Mendigo que se prese não tem pressa de dormir. A
neve cai como as palavras de um romance que nunca será escrito, são o fluxo
continuado e frio de uma memória infinita jamais esquecida. Dormir, para quê,
penso em dormir para recordar, mas o porteiro zeloso impede-me de entrar, com
um sorriso, e as palavras brancas começam a desfilar no fundo negro de um filme
inacabado do qual já só assisti ao final. Mundo misterioso este que aqui
esculpiram, muito moderno, mas que com tanta modernidade se tornou insustentável
e gelado, uma sombra do prometido, escuro, tão escuro e deprimente como a
vassoura que o porteiro zeloso agitou no ar, ameaçador, depois de eu ter
insistido outras tantas vezes para entrar. Perdi-lhes a conta, mas foram mais
de muitas, e a vassoura atacou mesmo e quase me partia a cabeça e os dentes, e
eu tive de fugir e abrigar-me. Estaria condenado se não o fizesse. O porteiro
era alto e forte e sabia manejar a vassoura que tinha destinada para mendigos
como nós. Esqueci-me das dores que me causou. Abriu-me o sobrolho direito,
feriu-me com gravidade a testa e insistiu nas agressões até eu quase ter
deixado de escutar. O sonho foi assim interrompido, mais uma vez, e eu que só
queria ter alguém com quem desabafar.
Não mastigo comida sólida há três dias, não encontro
espaço onde dormir, … eu não tinha pressa de dormir, mas agora estou cansado. A
diferença que me podia fazer uma boa noite de sono! Mais não peço à vida, a
partir de hoje, senão essa sensação de leveza só possível aos que se cobrem de
ridículo e gostam de estar vivos com conforto e companhia. Quero mais vinho, de
preferência sem sabor a vinagre, à hora do almoço de um dia tépido e original.

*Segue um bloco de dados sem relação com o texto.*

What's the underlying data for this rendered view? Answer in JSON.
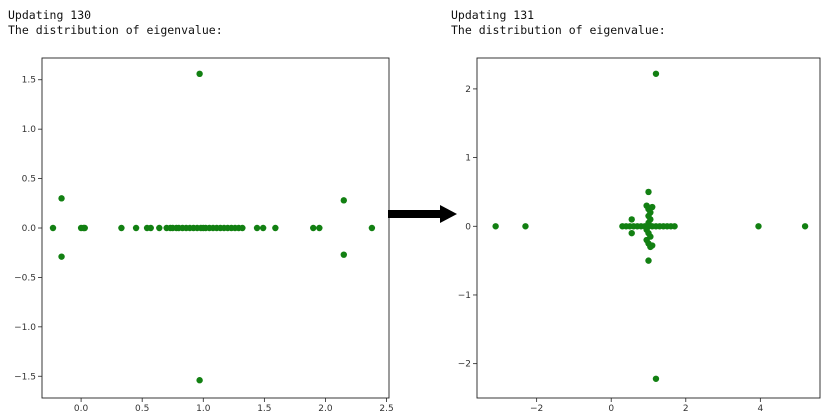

É já só nisso que penso, e numa mulher bela que me aqueça e provoque a inveja
de outros homens pela originalidade dos seus movimentos e por tanto se agarrar
a mim e ao que resta dos meus sonhos. E desejo ser tão parvo e estúpido como os
demais, como o Mago confessou, tentar de novo entrar na estalagem e beber com
eles até que o calor da existência fútil regresse ao meu lar inexistente. Quero
ficar por lá, sentado, a rir e a chorar, embriagado, este sonho ainda não
sonhado, ainda não vivido. A emoção desse dia está para chegar.
Temos tempo, temos todo o tempo do mundo para ficar
aqui à espera de chegar. Lentos, como são lentos e demoram a passar os minutos
desta espera prodigiosa. O meu gato dorme ao meu lado, eu vejo-o a dormir,
enroscado e circular, e lembro-me, como se lembrava o Mago, que tudo é sono,
que tudo é um sonho que alguém sonhou. Apenas o Mago, por ser como só ele
sofria, sabia antes de todos o que realmente era Verdade e acontecia.